Both the Book Group and the Coffee Hours have been central traditions to the Honors Program over the years. My wife and I have felt strongly that these events should take place in our home, with armchairs and couches, with food and coffee, and with children running around and making noise. We want to show through our hospitality that the intellectual life flourishes when it shapes and is shaped by normal, daily living.

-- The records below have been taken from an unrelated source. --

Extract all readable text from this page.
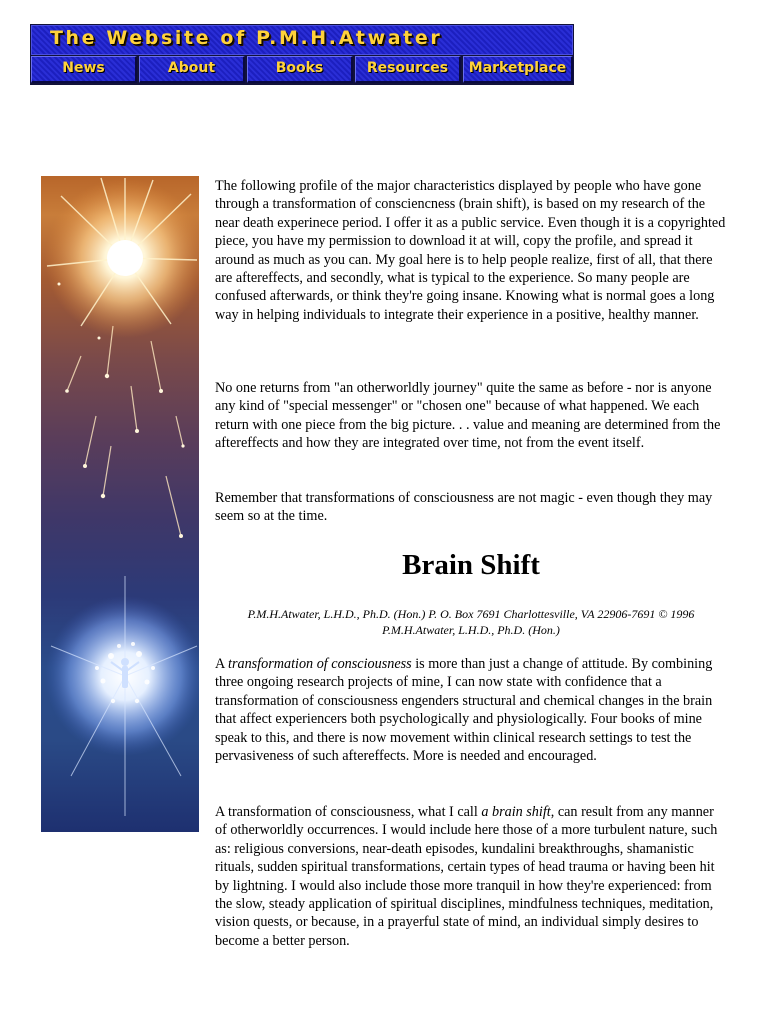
The Website of P.M.H.Atwater
News	About	Books	Resources	Marketplace

The following profile of the major characteristics displayed by people who have gone through a transformation of consciencness (brain shift), is based on my research of the near death experinece period. I offer it as a public service. Even though it is a copyrighted piece, you have my permission to download it at will, copy the profile, and spread it around as much as you can. My goal here is to help people realize, first of all, that there are aftereffects, and secondly, what is typical to the experience. So many people are confused afterwards, or think they're going insane. Knowing what is normal goes a long way in helping individuals to integrate their experience in a positive, healthy manner.

No one returns from "an otherworldly journey" quite the same as before - nor is anyone any kind of "special messenger" or "chosen one" because of what happened. We each return with one piece from the big picture. . . value and meaning are determined from the aftereffects and how they are integrated over time, not from the event itself.

Remember that transformations of consciousness are not magic - even though they may seem so at the time.

Brain Shift
P.M.H.Atwater, L.H.D., Ph.D. (Hon.) P. O. Box 7691 Charlottesville, VA 22906-7691 © 1996 P.M.H.Atwater, L.H.D., Ph.D. (Hon.)

A transformation of consciousness is more than just a change of attitude. By combining three ongoing research projects of mine, I can now state with confidence that a transformation of consciousness engenders structural and chemical changes in the brain that affect experiencers both psychologically and physiologically. Four books of mine speak to this, and there is now movement within clinical research settings to test the pervasiveness of such aftereffects. More is needed and encouraged.

A transformation of consciousness, what I call a brain shift, can result from any manner of otherworldly occurrences. I would include here those of a more turbulent nature, such as: religious conversions, near-death episodes, kundalini breakthroughs, shamanistic rituals, sudden spiritual transformations, certain types of head trauma or having been hit by lightning. I would also include those more tranquil in how they're experienced: from the slow, steady application of spiritual disciplines, mindfulness techniques, meditation, vision quests, or because, in a prayerful state of mind, an individual simply desires to become a better person.
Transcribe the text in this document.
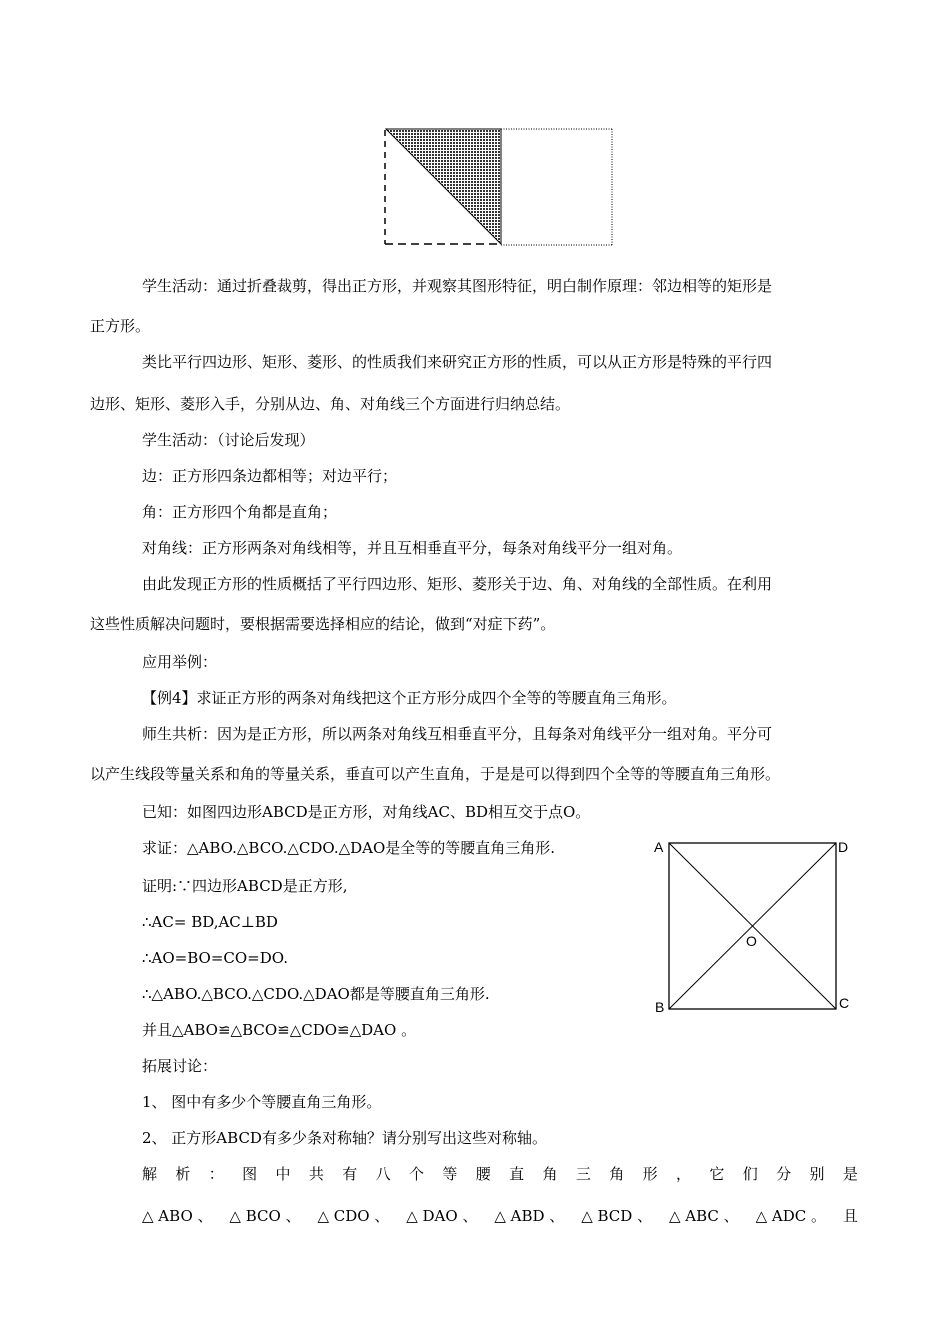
学生活动：通过折叠裁剪，得出正方形，并观察其图形特征，明白制作原理：邻边相等的矩形是
正方形。
类比平行四边形、矩形、菱形、的性质我们来研究正方形的性质，可以从正方形是特殊的平行四
边形、矩形、菱形入手，分别从边、角、对角线三个方面进行归纳总结。
学生活动：（讨论后发现）
边：正方形四条边都相等；对边平行；
角：正方形四个角都是直角；
对角线：正方形两条对角线相等，并且互相垂直平分，每条对角线平分一组对角。
由此发现正方形的性质概括了平行四边形、矩形、菱形关于边、角、对角线的全部性质。在利用
这些性质解决问题时，要根据需要选择相应的结论，做到“对症下药”。
应用举例：
【例4】求证正方形的两条对角线把这个正方形分成四个全等的等腰直角三角形。
师生共析：因为是正方形，所以两条对角线互相垂直平分，且每条对角线平分一组对角。平分可
以产生线段等量关系和角的等量关系，垂直可以产生直角，于是是可以得到四个全等的等腰直角三角形。
已知：如图四边形ABCD是正方形，对角线AC、BD相互交于点O。
求证：△ABO.△BCO.△CDO.△DAO是全等的等腰直角三角形.
证明:∵四边形ABCD是正方形,
∴AC= BD,AC⊥BD
∴AO=BO=CO=DO.
∴△ABO.△BCO.△CDO.△DAO都是等腰直角三角形.
并且△ABO≌△BCO≌△CDO≌△DAO 。
拓展讨论：
1、 图中有多少个等腰直角三角形。
2、 正方形ABCD有多少条对称轴？请分别写出这些对称轴。
解 析 ： 图 中 共 有 八 个 等 腰 直 角 三 角 形 ， 它 们 分 别 是
△ ABO 、 △ BCO 、 △ CDO 、 △ DAO 、 △ ABD 、 △ BCD 、 △ ABC 、 △ ADC 。 且
A	D
B	C
O
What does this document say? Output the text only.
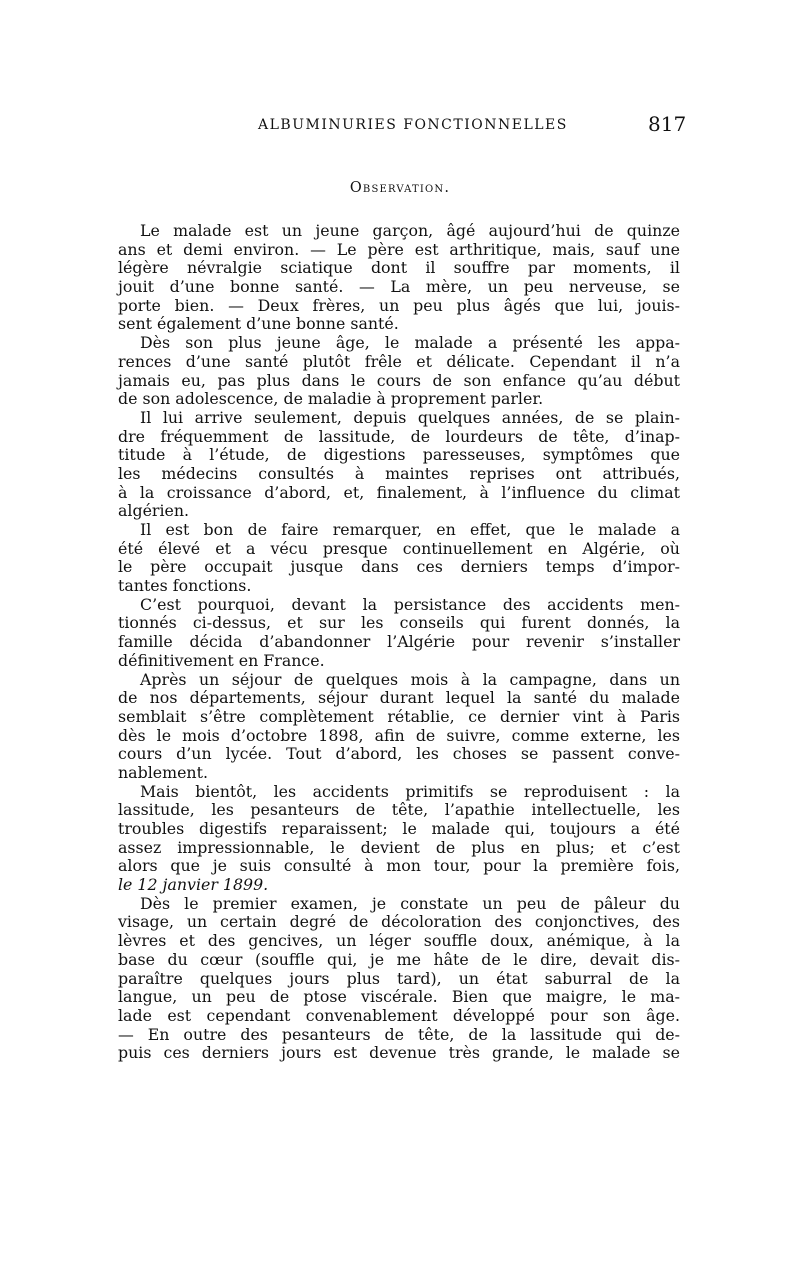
ALBUMINURIES FONCTIONNELLES	817
Observation.
Le malade est un jeune garçon, âgé aujourd’hui de quinze
ans et demi environ. — Le père est arthritique, mais, sauf une
légère névralgie sciatique dont il souffre par moments, il
jouit d’une bonne santé. — La mère, un peu nerveuse, se
porte bien. — Deux frères, un peu plus âgés que lui, jouis-
sent également d’une bonne santé.
Dès son plus jeune âge, le malade a présenté les appa-
rences d’une santé plutôt frêle et délicate. Cependant il n’a
jamais eu, pas plus dans le cours de son enfance qu’au début
de son adolescence, de maladie à proprement parler.
Il lui arrive seulement, depuis quelques années, de se plain-
dre fréquemment de lassitude, de lourdeurs de tête, d’inap-
titude à l’étude, de digestions paresseuses, symptômes que
les médecins consultés à maintes reprises ont attribués,
à la croissance d’abord, et, finalement, à l’influence du climat
algérien.
Il est bon de faire remarquer, en effet, que le malade a
été élevé et a vécu presque continuellement en Algérie, où
le père occupait jusque dans ces derniers temps d’impor-
tantes fonctions.
C’est pourquoi, devant la persistance des accidents men-
tionnés ci-dessus, et sur les conseils qui furent donnés, la
famille décida d’abandonner l’Algérie pour revenir s’installer
définitivement en France.
Après un séjour de quelques mois à la campagne, dans un
de nos départements, séjour durant lequel la santé du malade
semblait s’être complètement rétablie, ce dernier vint à Paris
dès le mois d’octobre 1898, afin de suivre, comme externe, les
cours d’un lycée. Tout d’abord, les choses se passent conve-
nablement.
Mais bientôt, les accidents primitifs se reproduisent : la
lassitude, les pesanteurs de tête, l’apathie intellectuelle, les
troubles digestifs reparaissent; le malade qui, toujours a été
assez impressionnable, le devient de plus en plus; et c’est
alors que je suis consulté à mon tour, pour la première fois,
le 12 janvier 1899.
Dès le premier examen, je constate un peu de pâleur du
visage, un certain degré de décoloration des conjonctives, des
lèvres et des gencives, un léger souffle doux, anémique, à la
base du cœur (souffle qui, je me hâte de le dire, devait dis-
paraître quelques jours plus tard), un état saburral de la
langue, un peu de ptose viscérale. Bien que maigre, le ma-
lade est cependant convenablement développé pour son âge.
— En outre des pesanteurs de tête, de la lassitude qui de-
puis ces derniers jours est devenue très grande, le malade se
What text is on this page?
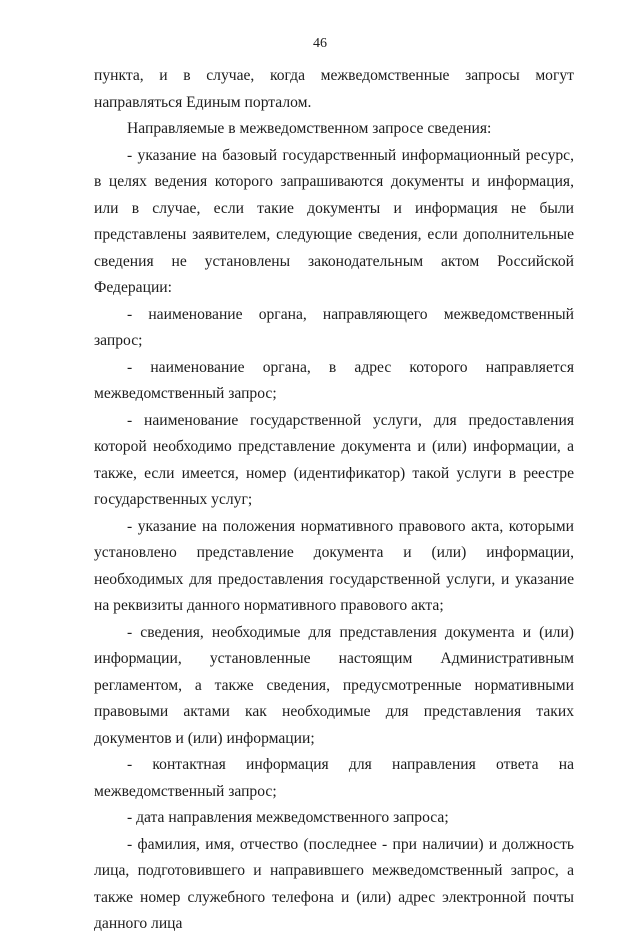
46

пункта, и в случае, когда межведомственные запросы могут направляться Единым порталом.

Направляемые в межведомственном запросе сведения:

- указание на базовый государственный информационный ресурс, в целях ведения которого запрашиваются документы и информация, или в случае, если такие документы и информация не были представлены заявителем, следующие сведения, если дополнительные сведения не установлены законодательным актом Российской Федерации:

- наименование органа, направляющего межведомственный запрос;

- наименование органа, в адрес которого направляется межведомственный запрос;

- наименование государственной услуги, для предоставления которой необходимо представление документа и (или) информации, а также, если имеется, номер (идентификатор) такой услуги в реестре государственных услуг;

- указание на положения нормативного правового акта, которыми установлено представление документа и (или) информации, необходимых для предоставления государственной услуги, и указание на реквизиты данного нормативного правового акта;

- сведения, необходимые для представления документа и (или) информации, установленные настоящим Административным регламентом, а также сведения, предусмотренные нормативными правовыми актами как необходимые для представления таких документов и (или) информации;

- контактная информация для направления ответа на межведомственный запрос;

- дата направления межведомственного запроса;

- фамилия, имя, отчество (последнее - при наличии) и должность лица, подготовившего и направившего межведомственный запрос, а также номер служебного телефона и (или) адрес электронной почты данного лица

The phrase that best sums up my vision for the Honors Program is, “The intellectual life together.” It’s an amalgamation of titles from two books that have inspired me. In The Intellectual Life, A. G. Sertillanges describes the scholarly vocation in almost mystical language, charging those who are called to it to great focus and determination but with incredibly human balance. He understands that a life of study, which requires a great measure of solitude, nevertheless takes place in the world, among friends, family, and daily labor. Dietrich Bonhoeffer begins Life Together with a reminder to Christians that a worshipping community is a gift—to gather without fear of violence or persecution to praise the Lord in song and to read His word is a luxury that we often take for granted. As a result, we build up imaginary, “ideal” communities in our minds and grow frustrated with the flesh-and-blood community in front of us that doesn’t seem to measure up. We must rid ourselves of these illusions and participate humbly and fully in worship and service within the community that God has brought us to.
I am thankful to enter and oversee an already vibrant community bound together by traditions. I have loved getting to know these kind, funny, interesting, servant-hearted students who find so much delight in instruction, and I look forward to deepening these relationships through living the intellectual life together.